Kommentar von Sebastian Dullien

Drohende Neuwahlen in Italien bringen den Euro ins Wanken. Reformen müssen her und mehr Spielraum für progressive Politik schaffen.

Die unsichere Regierungsbildung in Italien ließ auch Aktienkurse in Peking fallen Foto: ap

D ie Eurokrise ist zurück. Nachdem der italienische Staatspräsident Sergio Mattarella am Freitag die Bildung einer euro-skeptischen Regierung aus der Lega und der M5S-Bewegung abgelehnt hatte, schossen die Risikoprämien auf italienische Staatsanleihen so schnell in die Höhe wie nicht einmal während der heißen Phase der Eurokrise 2012. Die Investoren machten sich Sorgen, dass das Land nun auf Neuwahlen zusteuert, die aller Voraussicht nach erneut eine Mehrheit für die Populisten bringen werden.Jetzt läuft sogar doch ein neuer Verhandlungsversuch zur Regierungsbildung.

Tatsächlich ist der Euro heute so stark in seiner Existenz bedroht wie seit 2012 nicht. Was wir gerade in Italien erleben, ist eine Reinkarnation der Eurokrise in einer neuen Form, auf die es mit den existierenden wirtschaftspolitischen Instrumenten keine Antwort gibt.

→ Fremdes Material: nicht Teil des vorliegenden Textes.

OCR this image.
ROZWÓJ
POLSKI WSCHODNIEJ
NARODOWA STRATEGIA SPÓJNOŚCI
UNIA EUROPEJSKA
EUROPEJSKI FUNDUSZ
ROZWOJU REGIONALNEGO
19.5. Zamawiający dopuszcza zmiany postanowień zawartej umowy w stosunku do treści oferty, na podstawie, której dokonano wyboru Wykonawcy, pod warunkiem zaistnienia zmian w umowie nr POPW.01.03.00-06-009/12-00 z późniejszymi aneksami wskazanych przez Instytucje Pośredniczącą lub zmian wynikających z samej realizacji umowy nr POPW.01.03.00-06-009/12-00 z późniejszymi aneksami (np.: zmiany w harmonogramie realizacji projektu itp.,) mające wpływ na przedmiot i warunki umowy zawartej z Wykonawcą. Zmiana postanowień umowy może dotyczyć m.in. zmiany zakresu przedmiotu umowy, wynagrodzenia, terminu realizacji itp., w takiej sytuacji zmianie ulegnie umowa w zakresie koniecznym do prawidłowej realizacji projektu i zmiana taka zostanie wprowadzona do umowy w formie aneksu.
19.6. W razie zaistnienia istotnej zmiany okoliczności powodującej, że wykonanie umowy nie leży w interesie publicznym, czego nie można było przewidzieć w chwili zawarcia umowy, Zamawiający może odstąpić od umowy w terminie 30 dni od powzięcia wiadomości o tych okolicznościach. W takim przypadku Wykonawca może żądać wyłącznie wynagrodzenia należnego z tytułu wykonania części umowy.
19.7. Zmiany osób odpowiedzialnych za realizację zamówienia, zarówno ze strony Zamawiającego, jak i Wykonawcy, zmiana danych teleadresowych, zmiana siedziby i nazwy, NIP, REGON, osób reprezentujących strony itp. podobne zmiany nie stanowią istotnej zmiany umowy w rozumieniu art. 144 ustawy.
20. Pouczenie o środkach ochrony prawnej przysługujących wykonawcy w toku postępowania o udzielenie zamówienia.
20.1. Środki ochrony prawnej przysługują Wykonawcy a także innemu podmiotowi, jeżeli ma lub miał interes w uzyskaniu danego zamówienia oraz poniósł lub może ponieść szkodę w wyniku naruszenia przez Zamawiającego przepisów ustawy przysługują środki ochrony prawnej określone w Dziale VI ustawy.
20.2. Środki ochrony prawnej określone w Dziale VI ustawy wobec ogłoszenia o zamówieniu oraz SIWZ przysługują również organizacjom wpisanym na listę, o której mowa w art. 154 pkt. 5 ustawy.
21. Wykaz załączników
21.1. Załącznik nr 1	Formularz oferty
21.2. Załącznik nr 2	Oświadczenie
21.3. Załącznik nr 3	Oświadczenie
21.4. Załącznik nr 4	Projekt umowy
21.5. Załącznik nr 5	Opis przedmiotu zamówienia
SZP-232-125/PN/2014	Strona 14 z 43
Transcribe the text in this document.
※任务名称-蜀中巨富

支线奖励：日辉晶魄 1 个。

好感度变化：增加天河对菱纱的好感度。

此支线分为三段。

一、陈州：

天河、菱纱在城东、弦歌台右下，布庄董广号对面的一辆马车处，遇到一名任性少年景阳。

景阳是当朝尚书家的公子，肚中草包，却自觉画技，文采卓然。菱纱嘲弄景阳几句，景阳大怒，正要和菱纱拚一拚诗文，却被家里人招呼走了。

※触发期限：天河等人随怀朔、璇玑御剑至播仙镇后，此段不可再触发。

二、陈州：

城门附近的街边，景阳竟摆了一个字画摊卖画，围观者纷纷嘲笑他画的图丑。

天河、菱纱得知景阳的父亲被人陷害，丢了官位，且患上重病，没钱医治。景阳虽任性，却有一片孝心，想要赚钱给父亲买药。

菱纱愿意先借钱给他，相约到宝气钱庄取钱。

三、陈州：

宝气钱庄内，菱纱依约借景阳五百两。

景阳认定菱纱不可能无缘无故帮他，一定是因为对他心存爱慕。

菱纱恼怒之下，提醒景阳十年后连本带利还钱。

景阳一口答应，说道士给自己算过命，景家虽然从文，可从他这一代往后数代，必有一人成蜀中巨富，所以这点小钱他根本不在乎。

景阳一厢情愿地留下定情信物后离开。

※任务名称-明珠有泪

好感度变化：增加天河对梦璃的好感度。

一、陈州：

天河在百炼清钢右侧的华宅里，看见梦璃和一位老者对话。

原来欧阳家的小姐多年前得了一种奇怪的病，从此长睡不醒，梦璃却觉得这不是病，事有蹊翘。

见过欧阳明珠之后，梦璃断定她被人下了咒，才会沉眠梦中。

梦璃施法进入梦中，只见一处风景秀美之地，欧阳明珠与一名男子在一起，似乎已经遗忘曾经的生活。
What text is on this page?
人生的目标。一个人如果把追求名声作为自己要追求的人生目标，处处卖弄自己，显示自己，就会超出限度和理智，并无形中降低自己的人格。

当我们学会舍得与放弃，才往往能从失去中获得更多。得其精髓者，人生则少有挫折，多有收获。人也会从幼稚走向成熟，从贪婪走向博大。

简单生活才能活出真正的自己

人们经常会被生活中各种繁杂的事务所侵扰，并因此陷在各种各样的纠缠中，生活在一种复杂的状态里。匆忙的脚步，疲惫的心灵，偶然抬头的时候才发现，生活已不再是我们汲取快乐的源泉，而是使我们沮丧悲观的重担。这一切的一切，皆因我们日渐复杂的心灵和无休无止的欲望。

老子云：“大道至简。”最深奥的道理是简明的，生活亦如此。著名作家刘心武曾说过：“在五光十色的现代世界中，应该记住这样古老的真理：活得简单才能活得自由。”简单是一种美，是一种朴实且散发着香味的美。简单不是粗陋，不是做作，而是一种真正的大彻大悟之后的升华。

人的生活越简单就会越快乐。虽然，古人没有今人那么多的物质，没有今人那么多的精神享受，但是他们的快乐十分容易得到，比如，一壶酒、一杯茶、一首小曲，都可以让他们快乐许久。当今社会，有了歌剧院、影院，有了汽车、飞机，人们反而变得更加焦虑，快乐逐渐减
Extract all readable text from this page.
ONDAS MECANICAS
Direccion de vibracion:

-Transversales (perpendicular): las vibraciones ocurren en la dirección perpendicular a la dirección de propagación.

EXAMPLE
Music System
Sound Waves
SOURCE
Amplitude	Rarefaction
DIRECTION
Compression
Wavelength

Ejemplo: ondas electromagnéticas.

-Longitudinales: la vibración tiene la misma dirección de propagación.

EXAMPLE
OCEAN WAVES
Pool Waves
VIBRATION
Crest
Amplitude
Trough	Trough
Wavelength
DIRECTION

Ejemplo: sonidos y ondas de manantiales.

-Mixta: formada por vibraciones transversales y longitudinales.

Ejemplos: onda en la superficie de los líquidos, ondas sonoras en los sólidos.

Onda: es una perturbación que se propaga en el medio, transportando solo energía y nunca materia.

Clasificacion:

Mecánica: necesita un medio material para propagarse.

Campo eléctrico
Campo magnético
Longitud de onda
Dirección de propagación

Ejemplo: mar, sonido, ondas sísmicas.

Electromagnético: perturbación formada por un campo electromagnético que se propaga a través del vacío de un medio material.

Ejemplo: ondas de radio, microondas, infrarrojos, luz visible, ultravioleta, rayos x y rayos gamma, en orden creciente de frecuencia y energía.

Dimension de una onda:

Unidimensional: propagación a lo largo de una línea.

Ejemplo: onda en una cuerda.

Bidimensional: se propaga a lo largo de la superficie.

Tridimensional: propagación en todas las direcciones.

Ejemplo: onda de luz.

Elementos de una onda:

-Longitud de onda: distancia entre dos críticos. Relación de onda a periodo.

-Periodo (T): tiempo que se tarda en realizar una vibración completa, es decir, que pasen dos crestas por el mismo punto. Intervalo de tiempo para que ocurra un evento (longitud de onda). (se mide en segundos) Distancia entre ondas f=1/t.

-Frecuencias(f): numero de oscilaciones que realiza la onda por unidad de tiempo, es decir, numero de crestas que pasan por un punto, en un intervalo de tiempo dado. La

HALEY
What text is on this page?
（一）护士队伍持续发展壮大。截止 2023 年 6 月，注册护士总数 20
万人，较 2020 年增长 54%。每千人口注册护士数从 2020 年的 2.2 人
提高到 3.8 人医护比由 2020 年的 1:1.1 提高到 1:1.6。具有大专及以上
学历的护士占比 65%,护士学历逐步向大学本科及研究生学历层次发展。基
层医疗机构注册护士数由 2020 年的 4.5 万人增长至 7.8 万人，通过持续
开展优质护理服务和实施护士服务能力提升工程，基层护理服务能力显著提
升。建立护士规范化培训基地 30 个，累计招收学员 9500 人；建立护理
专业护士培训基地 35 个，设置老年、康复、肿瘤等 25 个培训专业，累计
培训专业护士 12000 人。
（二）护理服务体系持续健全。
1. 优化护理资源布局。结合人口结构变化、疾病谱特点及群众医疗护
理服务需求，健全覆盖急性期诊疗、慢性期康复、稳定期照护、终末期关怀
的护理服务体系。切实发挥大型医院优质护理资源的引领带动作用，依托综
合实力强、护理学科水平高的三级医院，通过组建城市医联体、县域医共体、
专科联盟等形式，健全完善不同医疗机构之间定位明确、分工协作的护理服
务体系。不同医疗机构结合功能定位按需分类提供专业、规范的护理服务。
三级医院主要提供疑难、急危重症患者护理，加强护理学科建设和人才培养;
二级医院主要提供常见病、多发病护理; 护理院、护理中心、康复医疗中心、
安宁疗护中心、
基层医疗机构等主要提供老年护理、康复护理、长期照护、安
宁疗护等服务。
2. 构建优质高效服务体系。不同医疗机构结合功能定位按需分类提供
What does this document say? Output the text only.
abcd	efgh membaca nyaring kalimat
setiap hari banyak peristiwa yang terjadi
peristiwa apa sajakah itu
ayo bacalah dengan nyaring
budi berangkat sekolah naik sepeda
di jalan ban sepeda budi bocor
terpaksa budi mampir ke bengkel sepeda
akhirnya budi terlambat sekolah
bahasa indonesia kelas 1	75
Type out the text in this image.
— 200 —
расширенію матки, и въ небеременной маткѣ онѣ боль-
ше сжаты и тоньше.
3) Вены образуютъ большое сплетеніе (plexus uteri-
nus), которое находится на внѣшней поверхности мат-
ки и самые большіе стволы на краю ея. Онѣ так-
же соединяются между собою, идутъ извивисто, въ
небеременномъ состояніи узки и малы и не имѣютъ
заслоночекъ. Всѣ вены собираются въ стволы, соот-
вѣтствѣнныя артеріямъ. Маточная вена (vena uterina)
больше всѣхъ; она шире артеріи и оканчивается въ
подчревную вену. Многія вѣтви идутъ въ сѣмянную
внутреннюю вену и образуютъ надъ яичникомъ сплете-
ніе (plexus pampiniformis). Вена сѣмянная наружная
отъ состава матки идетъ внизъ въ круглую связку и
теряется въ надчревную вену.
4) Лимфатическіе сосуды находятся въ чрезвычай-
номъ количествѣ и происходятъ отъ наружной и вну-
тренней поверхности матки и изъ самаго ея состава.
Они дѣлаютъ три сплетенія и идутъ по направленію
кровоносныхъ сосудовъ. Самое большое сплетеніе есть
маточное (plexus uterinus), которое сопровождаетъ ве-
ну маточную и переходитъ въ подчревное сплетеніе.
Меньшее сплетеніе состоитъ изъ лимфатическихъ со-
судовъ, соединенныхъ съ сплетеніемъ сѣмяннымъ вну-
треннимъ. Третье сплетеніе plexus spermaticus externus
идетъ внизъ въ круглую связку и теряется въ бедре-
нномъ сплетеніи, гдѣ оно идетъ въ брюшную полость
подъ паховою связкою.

In Italien sind euroskeptische Populisten nun so greifbar in die Nähe der Macht gekommen, dass die Investoren erneut Angst vor einem Auseinanderbrechen der Eurozone haben. Mehr noch als die – durchaus unverantwortlichen – fiskalpolitischen Pläne dürften die Anleger ein Szenario fürchten, in dem eine Populistenregierung entweder direkt den Austritt aus dem Euro vorantreibt oder ein Referendum zum Euroaustritt ansetzt.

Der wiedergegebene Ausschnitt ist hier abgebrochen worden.